人権の考え方について。
人権の捉え方
人権とは『全ての人が生まれながらに持つ、人間らしく幸せに生きるための権利』です。
"全ての人"が持っていることが重要なポイントなのですが、残念なことに、「自分の人権」を振りかざして物事を押し通そうとする人を時々見かけます。
人権は本来、相手を黙らせるための呪文でも、自分の要求を絶対化するための武器でもなく、「互いに持っている自由・利益・尊厳・権利をどう調整するか」について合意可能な語彙を提供する仕組みです。権力や暴力ではなく言葉によって権利を調整するための概念だと言えます。
悪いネットスラングに「ポリコレカードバトル」というものがありますが、あれはある意味で言い得て妙かもしれません。
「ポリコレカードバトル」は、人権をカード化して政治的に正しい人権を主張したほうが相手に勝利できるとした、人権を相手に勝つための武器として扱う発想です。
それは人権の取り扱いとして明らかに誤っていますが、カードゲームに例えるのは面白く、人権はカードゲームのルールブックと同じようなものだと言えます。
カードゲームでも、ルールが無ければ『対戦相手を殴打して気絶させることでカードを出せなくして勝利する』ような無茶苦茶なことも通ってしまいます。そういったことを禁止してカードで勝敗をつけるように整備されているのがカードゲームのルールであり、人権も同様に、個々の権利が衝突した場合に権力や暴力ではなく言葉によって調整するためのルールです。
カードゲームと同様、人権はそもそも衝突するように設計されています。
表現の自由とプライバシー。
個人の自由と公共の安全。
自己決定と他者への影響の綱引き。
他にも様々な権利が衝突することを前提としており、それを調整するためのルールが人権です。

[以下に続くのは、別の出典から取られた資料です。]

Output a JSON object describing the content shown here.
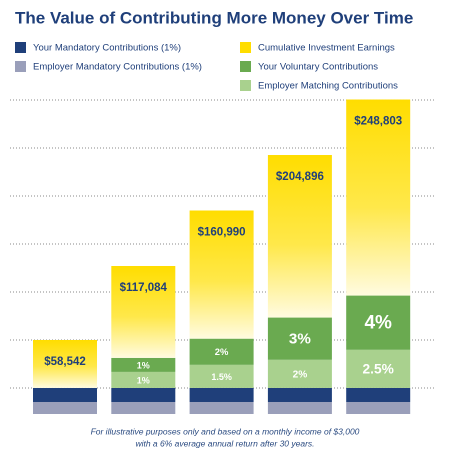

だからこそ「人権を持ちだしたら勝ち」とした理解は人権の本質を誤っています。
例え話
もっと分かりやすく腑に落ちやすい例え話があったほうが良さそうです。
カードゲームのように、いくつか例を考えてみましょう。
例えば、人権は【オーケストラの楽譜】です。
楽器はそれぞれ音量も音色も異なり、個々で好き勝手に鳴らしては破綻してしまいます。調和のためには音域やタイミングを調整する楽譜が必要です。人権はそういった楽譜に相当します。
少なくとも「自分の楽器が一番偉い!」と好き勝手に主張するための道具ではありません。
例えば、人権は【道路交通法】です。
歩行者も自転車も車も、それぞれ権利を持っていますが好き勝手に進んでいては事故が起こります。どうやって道路で共存するかの取り決めが必要であり、人権はそういった交通ルールに相当します。
少なくとも「信号を無視して好き勝手に進む」ための免罪符ではありません。
例えば、人権は【順番待ちのルール】です。
カフェやレストランが混んでいる時、誰が偉いか、誰が強いかで順番は決まらず、人々は列に並び、順番を守り、席を譲り合います。人権はそういった社会的なルールに相当します。
少なくとも「私が先だ!」と主張して横入りするための魔法の言葉ではありません。
例えば、人権は【マンション共有部のマナー】です。
マンションの廊下やエレベーターは住民のものでありつつも住民のものではありません。だからこそ共通の管理基準や最低限のルールが必要です。人権はそういった公共のマナーに相当します。
少なくとも「個人の家の延長だ」として好き勝手に使うことは誤りです。
結言
要するに、人権とは調整のための共通言語・インターフェース・ルールブックであり、それ自体を武器化することは不適切です。
全ての人に人権がある以上、「私の人権」を無制限に主張する行為は「数十億存在する他者の人権」も無制限に認めなければ筋が通りませんので、人権を武器化するならばその覚悟をすべきでしょう。